Pendant l’âge néolithique, des groupes développèrent des modes de vie différents. Les habitants se servaient de haches en pierre polie, taillaient des bracelets en pierre et faisaient des céramiques avec une variété de motifs.
L’âge de bronze (4000 AC)
Pendant l’âge de bronze, les Vietnamiens confectionnèrent plusieurs outils et armes en plus de bijoux en laiton dans des moules de glaise. Ils commencèrent à cultiver le riz et à élever des animaux tels que les buffles, les bœufs, les cochons et les poules.
À cette époque, trois groupes culturels sont répartis dans trois secteurs différents : la culture pré-Dong Son dans les bassins de la rivière Rouge, des rivières Ma et Ca, la culture pré-Sa Huynh dans le centre du pays et le troisième groupe dans le bassin du fleuve Dong Nai dans le sud du territoire vietnamien. La culture pré-Dong Son correspond au début de l’époque des rois Hung.
L’âge de fer (2700 AC)
Les groupes dans le nord et le centre du Vietnam forment la culture Dong Son; ils travaillaient le fer afin d’en faire des outils. Les objets en laiton sont aussi typiques de cette culture, notamment les grands tambours en cuivre avec des motifs ornementaux.
Fondation de l’Etat
L’Etat Van Lang – l’Etat Au Lac
Un premier état apparaît au Vietnam sous la culture Dong Son. Il s’étend de la frontière sino-vietnamienne jusqu’au bord du fleuve Gianh. Les ressemblances culturelles des habitants laissent supposer que cette région fut le territoire des anciens Viets. La nation Van Lang était alors dirigée par les rois Hung.
Succédant à la nation des rois Hung, l’état Au Lac fut fondé par An Duong Vuong au milieu du IIIè siècle avant l’ère chrétienne. Cet état est mentionné dans les annales de l’historien chinois Xi Ma Tin. Un exploit du temps d’An Duong Vuong fut la construction de la citadelle Co Loa avec trois cercles de murailles, dont les vestiges peuvent être encore contemplés de nos jours.
L’état Champa
Au centre du pays, les cultures pré- Sa Huynh progressent jusqu’à l’âge de fer. Issues des tombeaux, des jarres contenant plusieurs outils en fer, ainsi que des bijoux en agate ou en émeraude sont représentatifs de cette culture. Elle se répand largement, de Thoa Thien jusqu’au bassin du fleuve Dong Nai. Les hommes de la culture Sa Huynh devaient être des ancêtres des Cham qui édifièrent le royaume Champa.
Domination chinoise
En l’an 179 avant l’ère chrétienne, l’état Au Lac fut occupé par le roi Trieu Da de l’état Nam Viet, puis en 111 AC, l’état Nam Viet fut anéanti par l’empire chinois des Han. Au Lac passe aux mains des Han et est divisé en arrondissements et districts. Désormais, le pays entre dans une étape de domination des empires chinois qui durera 11 siècles.
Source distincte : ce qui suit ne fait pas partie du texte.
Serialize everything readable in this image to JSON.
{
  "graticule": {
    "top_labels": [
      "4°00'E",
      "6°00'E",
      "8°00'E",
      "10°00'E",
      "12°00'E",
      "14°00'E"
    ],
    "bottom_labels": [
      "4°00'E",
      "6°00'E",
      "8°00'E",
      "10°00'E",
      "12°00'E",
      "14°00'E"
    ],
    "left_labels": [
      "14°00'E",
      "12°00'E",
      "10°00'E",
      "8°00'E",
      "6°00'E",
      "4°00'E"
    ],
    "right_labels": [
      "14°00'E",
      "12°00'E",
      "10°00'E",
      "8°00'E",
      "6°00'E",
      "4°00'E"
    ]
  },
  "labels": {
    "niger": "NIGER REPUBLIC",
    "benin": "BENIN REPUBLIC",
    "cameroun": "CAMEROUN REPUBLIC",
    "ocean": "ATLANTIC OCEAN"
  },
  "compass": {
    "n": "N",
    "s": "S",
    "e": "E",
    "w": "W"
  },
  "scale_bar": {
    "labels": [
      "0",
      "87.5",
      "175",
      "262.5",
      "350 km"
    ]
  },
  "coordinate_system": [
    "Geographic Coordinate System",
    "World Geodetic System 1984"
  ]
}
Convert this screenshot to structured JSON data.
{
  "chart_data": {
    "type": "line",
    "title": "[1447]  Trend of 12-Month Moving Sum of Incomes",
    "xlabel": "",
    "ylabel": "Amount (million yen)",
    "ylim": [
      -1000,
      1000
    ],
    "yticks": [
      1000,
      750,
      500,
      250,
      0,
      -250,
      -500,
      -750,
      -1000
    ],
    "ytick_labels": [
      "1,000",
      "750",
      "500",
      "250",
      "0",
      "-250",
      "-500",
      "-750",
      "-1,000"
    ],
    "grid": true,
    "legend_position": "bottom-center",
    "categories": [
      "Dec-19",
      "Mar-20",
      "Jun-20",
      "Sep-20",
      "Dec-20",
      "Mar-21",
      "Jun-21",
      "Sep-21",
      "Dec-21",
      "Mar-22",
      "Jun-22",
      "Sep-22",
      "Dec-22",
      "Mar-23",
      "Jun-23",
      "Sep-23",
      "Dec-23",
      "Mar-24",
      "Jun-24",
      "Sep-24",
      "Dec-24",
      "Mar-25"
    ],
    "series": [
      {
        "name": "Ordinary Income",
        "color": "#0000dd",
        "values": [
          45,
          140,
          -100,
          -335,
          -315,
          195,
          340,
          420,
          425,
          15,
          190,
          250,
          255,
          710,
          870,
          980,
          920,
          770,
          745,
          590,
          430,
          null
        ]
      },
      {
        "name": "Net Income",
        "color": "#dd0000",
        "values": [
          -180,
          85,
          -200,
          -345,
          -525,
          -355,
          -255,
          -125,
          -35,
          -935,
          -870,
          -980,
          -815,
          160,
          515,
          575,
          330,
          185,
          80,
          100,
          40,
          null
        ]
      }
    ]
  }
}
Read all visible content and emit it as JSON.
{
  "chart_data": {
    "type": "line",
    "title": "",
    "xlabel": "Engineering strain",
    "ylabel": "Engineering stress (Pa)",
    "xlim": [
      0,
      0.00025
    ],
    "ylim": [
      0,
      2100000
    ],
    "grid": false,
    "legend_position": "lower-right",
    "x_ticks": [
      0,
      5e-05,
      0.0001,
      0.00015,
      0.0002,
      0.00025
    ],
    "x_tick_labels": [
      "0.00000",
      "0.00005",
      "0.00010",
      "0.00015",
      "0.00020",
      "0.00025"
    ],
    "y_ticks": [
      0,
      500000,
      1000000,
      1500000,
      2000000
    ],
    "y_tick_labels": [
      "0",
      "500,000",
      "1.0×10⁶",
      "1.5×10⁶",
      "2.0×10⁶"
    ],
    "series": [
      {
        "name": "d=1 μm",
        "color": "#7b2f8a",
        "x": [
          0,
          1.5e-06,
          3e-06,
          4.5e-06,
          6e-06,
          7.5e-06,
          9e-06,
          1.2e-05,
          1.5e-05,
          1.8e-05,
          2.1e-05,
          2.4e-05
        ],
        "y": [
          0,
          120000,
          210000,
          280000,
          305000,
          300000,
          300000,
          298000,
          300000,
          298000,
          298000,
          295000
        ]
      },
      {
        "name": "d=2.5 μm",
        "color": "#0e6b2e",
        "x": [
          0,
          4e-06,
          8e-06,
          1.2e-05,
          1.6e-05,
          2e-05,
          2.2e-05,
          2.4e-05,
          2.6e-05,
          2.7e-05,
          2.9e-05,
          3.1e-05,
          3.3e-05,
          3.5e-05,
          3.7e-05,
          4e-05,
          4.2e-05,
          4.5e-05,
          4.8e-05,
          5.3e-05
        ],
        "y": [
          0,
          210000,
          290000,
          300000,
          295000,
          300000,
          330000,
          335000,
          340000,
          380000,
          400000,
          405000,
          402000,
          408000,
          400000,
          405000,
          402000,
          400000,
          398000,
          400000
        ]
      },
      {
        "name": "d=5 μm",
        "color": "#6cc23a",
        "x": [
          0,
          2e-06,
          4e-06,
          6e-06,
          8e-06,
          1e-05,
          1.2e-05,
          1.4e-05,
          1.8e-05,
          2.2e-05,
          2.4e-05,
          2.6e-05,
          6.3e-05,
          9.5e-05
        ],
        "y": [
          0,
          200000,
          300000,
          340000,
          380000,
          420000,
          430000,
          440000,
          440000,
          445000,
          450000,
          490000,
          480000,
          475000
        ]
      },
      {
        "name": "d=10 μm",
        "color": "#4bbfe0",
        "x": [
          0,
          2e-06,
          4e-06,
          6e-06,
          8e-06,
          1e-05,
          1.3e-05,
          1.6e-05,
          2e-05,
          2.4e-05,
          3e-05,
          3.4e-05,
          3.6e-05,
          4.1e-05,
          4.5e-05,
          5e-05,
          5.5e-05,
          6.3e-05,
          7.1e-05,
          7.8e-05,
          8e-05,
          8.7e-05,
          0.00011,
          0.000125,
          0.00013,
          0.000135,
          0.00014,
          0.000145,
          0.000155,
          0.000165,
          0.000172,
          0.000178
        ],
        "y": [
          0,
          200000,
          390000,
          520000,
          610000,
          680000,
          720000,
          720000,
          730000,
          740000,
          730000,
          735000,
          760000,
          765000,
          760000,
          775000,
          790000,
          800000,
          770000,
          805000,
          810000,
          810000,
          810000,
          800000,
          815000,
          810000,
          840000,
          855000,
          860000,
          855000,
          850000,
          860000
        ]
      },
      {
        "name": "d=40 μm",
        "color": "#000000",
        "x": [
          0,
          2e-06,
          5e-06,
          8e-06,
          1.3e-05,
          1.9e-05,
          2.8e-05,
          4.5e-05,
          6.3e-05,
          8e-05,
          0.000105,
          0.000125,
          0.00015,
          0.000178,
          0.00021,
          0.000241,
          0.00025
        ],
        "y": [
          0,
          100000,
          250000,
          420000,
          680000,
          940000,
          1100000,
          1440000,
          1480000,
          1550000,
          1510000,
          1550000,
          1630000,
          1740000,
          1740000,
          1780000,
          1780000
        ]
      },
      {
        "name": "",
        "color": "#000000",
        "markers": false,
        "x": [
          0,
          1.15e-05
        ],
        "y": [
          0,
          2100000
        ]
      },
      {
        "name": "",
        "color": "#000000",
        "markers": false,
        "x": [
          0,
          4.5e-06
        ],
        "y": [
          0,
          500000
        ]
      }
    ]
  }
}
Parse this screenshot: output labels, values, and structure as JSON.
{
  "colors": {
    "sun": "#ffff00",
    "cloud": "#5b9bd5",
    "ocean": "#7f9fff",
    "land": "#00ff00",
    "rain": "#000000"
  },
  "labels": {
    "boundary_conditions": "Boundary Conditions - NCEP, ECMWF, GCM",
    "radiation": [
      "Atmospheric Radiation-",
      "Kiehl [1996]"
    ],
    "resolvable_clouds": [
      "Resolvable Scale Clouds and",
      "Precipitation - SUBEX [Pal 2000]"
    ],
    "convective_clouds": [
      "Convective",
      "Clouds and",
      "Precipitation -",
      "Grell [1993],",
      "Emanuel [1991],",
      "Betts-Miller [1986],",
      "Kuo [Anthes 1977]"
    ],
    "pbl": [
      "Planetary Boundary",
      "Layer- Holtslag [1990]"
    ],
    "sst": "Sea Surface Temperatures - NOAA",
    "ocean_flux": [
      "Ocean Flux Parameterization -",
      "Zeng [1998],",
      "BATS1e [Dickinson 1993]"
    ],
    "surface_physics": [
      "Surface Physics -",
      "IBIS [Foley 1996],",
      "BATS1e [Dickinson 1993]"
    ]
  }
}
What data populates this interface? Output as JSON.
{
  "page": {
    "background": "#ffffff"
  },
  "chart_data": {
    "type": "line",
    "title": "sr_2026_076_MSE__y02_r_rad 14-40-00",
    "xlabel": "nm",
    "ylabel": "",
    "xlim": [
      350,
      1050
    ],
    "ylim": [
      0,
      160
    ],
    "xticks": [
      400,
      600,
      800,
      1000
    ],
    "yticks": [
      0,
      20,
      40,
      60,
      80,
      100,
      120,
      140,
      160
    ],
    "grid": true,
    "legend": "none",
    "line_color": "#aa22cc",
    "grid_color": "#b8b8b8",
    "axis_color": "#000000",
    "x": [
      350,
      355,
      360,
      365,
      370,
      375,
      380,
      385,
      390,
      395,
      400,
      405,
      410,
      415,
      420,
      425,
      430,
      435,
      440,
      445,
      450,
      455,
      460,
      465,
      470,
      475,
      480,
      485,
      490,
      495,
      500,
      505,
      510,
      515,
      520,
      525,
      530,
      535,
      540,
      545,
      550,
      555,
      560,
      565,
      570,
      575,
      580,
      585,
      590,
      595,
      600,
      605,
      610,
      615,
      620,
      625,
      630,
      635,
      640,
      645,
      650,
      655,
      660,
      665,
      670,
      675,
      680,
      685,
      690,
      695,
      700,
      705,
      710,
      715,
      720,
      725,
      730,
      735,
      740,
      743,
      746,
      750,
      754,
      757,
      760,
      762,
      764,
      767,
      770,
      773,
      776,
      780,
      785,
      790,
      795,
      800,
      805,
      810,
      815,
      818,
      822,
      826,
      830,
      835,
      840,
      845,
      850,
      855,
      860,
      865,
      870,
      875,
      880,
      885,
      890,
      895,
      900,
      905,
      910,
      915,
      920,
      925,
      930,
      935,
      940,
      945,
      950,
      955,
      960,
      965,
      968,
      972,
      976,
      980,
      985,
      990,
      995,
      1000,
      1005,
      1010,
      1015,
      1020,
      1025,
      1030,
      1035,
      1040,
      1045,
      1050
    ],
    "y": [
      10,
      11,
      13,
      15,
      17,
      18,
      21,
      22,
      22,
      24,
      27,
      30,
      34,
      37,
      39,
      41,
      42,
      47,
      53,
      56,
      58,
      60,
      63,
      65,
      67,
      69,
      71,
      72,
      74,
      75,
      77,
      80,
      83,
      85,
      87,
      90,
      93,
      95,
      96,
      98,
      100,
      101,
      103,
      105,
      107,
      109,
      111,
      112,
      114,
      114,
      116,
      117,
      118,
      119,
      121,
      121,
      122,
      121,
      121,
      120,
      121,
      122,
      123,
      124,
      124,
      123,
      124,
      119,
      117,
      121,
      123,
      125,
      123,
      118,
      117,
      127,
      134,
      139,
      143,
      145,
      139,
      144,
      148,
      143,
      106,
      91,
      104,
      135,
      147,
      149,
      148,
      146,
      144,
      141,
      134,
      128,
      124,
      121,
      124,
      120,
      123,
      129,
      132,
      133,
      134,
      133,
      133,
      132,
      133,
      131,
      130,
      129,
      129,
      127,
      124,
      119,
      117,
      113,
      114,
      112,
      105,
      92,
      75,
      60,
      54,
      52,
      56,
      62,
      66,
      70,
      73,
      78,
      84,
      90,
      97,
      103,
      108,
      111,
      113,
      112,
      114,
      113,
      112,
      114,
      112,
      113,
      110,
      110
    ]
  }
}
Durant cette période, le peuple Vietnamien se soulève plusieurs fois pour la conquête de l’indépendance, à commencer par l’insurrection des deux sœurs Trung (en l’an 40 – 43). Suit ensuite la révolte de la Dame Trieu (en 248). Au milieu du VIè siècle Li Bi reconquit l’indépendance. Mais chacune de ces révoltes fut de courte durée. Sous la domination des empires chinois de Sui et de Tang, plusieurs soulèvements éclatèrent comme les insurrections de Mai Thuc Loan (en 722), de Phung Hung (766 – 791).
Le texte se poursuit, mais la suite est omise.